The buyer ordered three of these. His design and his idea to put the year on the front panel of this 11×8 box. I may make some local school/collage logos on box lids with 2014 inlaid into the front panel like this. I think it would made a nice graduation gift. Cedar box with maple and oak inlays. These boxes are to be awarded to the officers of a Masonic lodge who served in 2013.


----------



## kepy (Mar 5, 2012)

Very nice work. Be warned that colleges have their logos copyrighted and some of them can be very picky about people using them.


----------



## gfadvm (Jan 13, 2011)

Jim, That is a very impressive inlay job.
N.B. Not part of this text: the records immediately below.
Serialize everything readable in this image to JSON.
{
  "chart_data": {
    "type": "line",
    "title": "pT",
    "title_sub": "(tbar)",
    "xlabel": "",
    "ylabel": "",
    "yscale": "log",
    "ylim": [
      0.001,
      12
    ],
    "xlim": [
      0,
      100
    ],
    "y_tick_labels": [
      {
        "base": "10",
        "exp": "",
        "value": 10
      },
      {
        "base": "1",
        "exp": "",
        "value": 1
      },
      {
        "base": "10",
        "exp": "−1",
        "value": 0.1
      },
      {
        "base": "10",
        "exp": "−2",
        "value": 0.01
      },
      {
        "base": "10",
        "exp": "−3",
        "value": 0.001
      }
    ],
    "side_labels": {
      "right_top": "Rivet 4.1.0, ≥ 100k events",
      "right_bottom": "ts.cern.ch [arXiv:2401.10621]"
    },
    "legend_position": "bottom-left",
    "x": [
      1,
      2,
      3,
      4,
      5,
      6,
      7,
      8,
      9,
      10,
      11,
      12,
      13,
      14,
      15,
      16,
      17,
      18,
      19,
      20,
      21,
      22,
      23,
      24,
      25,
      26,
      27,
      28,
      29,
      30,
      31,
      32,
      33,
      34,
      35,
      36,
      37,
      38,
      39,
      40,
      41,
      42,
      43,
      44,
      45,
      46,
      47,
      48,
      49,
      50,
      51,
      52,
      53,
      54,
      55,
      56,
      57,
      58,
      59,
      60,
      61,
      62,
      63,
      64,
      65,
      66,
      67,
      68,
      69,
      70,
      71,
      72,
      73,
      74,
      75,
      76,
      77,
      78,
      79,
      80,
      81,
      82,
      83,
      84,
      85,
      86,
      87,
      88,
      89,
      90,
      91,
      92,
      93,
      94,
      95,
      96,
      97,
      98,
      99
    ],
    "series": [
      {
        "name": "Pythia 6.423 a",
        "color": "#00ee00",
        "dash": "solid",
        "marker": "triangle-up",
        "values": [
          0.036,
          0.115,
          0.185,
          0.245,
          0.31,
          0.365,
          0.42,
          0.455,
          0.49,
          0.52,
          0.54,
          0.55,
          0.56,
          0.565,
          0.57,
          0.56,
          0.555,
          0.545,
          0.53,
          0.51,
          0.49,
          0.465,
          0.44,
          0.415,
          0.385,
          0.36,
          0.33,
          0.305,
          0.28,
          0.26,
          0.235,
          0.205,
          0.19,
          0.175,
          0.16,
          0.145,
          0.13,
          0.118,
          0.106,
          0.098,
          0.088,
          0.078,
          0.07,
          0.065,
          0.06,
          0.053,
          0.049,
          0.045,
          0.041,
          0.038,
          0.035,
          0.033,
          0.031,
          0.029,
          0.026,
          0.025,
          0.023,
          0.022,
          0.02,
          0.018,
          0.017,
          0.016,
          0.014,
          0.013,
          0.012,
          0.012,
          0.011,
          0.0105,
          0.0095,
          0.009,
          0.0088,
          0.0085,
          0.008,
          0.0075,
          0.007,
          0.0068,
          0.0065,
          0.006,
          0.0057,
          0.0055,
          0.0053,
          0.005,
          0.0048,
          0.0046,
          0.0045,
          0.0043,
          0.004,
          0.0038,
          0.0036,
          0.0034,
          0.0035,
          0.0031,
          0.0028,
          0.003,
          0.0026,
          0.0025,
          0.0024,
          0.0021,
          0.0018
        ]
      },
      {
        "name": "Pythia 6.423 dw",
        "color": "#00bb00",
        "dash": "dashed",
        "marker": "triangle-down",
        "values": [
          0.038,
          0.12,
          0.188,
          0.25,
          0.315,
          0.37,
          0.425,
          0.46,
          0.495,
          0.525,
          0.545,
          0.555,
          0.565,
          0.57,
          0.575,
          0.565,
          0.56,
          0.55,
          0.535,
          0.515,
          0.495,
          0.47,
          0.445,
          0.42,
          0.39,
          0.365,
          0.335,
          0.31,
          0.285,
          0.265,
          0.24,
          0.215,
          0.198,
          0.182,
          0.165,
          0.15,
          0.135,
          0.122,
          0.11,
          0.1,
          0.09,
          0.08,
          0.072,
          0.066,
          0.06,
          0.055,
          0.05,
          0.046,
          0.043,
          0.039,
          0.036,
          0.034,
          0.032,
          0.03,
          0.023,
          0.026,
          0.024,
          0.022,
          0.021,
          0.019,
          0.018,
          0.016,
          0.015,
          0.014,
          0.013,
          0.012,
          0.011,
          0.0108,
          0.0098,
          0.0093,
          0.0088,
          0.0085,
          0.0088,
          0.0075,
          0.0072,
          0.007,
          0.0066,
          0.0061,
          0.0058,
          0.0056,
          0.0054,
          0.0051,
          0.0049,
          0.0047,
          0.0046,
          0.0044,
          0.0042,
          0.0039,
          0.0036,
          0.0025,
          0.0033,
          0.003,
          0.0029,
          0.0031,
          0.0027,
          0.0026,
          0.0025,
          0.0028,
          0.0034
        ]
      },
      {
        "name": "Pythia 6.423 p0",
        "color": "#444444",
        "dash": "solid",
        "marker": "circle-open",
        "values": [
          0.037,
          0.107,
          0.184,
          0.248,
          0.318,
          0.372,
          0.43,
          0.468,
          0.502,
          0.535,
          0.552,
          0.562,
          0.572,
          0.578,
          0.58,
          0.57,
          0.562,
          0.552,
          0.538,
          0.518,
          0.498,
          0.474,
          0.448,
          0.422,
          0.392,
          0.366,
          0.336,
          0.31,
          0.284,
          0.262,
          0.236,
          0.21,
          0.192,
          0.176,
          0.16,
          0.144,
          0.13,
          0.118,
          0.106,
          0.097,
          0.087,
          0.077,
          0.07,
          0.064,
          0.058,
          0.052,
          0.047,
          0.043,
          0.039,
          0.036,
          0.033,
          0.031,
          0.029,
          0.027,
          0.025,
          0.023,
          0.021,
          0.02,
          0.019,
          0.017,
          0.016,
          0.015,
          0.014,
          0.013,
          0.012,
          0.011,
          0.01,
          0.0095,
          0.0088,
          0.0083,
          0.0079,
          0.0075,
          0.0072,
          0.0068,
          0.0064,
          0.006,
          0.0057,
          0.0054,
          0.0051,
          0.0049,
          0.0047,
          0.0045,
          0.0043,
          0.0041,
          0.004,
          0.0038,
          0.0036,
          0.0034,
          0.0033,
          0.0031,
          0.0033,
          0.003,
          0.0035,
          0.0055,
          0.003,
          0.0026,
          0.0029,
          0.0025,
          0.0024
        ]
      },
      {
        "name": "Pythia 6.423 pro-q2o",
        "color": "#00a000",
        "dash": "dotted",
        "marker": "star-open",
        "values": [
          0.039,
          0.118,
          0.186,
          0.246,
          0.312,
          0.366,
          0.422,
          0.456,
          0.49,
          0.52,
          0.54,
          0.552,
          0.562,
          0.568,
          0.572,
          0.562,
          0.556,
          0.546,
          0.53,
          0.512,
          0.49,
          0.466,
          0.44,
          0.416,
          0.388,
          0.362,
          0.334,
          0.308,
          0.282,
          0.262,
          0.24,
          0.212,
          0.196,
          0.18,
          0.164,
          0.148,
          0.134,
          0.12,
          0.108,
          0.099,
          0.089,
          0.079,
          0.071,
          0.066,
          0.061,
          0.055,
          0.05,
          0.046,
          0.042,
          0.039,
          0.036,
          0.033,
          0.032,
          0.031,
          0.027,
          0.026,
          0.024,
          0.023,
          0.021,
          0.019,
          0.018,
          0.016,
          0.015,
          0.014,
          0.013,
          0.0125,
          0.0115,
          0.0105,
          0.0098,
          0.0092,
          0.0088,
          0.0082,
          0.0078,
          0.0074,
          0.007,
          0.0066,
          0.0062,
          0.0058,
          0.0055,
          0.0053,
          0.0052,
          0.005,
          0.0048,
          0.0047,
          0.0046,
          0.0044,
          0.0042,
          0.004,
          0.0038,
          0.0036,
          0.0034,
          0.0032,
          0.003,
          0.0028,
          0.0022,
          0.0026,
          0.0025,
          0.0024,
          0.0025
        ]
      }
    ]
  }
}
I understand how you cut them out with the scrollsaw but not clear on how you mad the "beds" for them to fit into? Or did you cut all the way through the box? The fit is just perfect!


----------



## Finn (May 26, 2010)

Yes the cut is all the way through. It is called "double bevel inlay" I stack the two woods and then cut them both at the same time with the table of the scroll saw tilted 2.2°.


----------



## kdc68 (Mar 2, 2012)

Wow…gorgeous work !.....The inlays are perfect !


----------



## PaulDoug (Sep 26, 2013)

Very NICE! I understand the double cutting. But it looks like part of the date on the front goes up into the lit. I assume you made the box solid and then cut the lid?


----------



## helluvawreck (Jul 21, 2010)

Jim, this is a fine piece of work.

helluvawreck aka Charles
http://woodworkingexpo.wordpress.com


----------



## pmayer (Jan 3, 2010)

Very cool, Jim!


----------



## gfadvm (Jan 13, 2011)

Thanks Jim. I have the picture now. Didn't know about the bevel cut though I can see how that works.


----------



## Finn (May 26, 2010)

Yes pauldoug that is exactly how I do it. Thank you all for your kind comments.


----------



## Bigkahunaranch (Apr 9, 2014)

Wonderful looking stuff Jim.
Hope I can attain the level you have achieved.


----------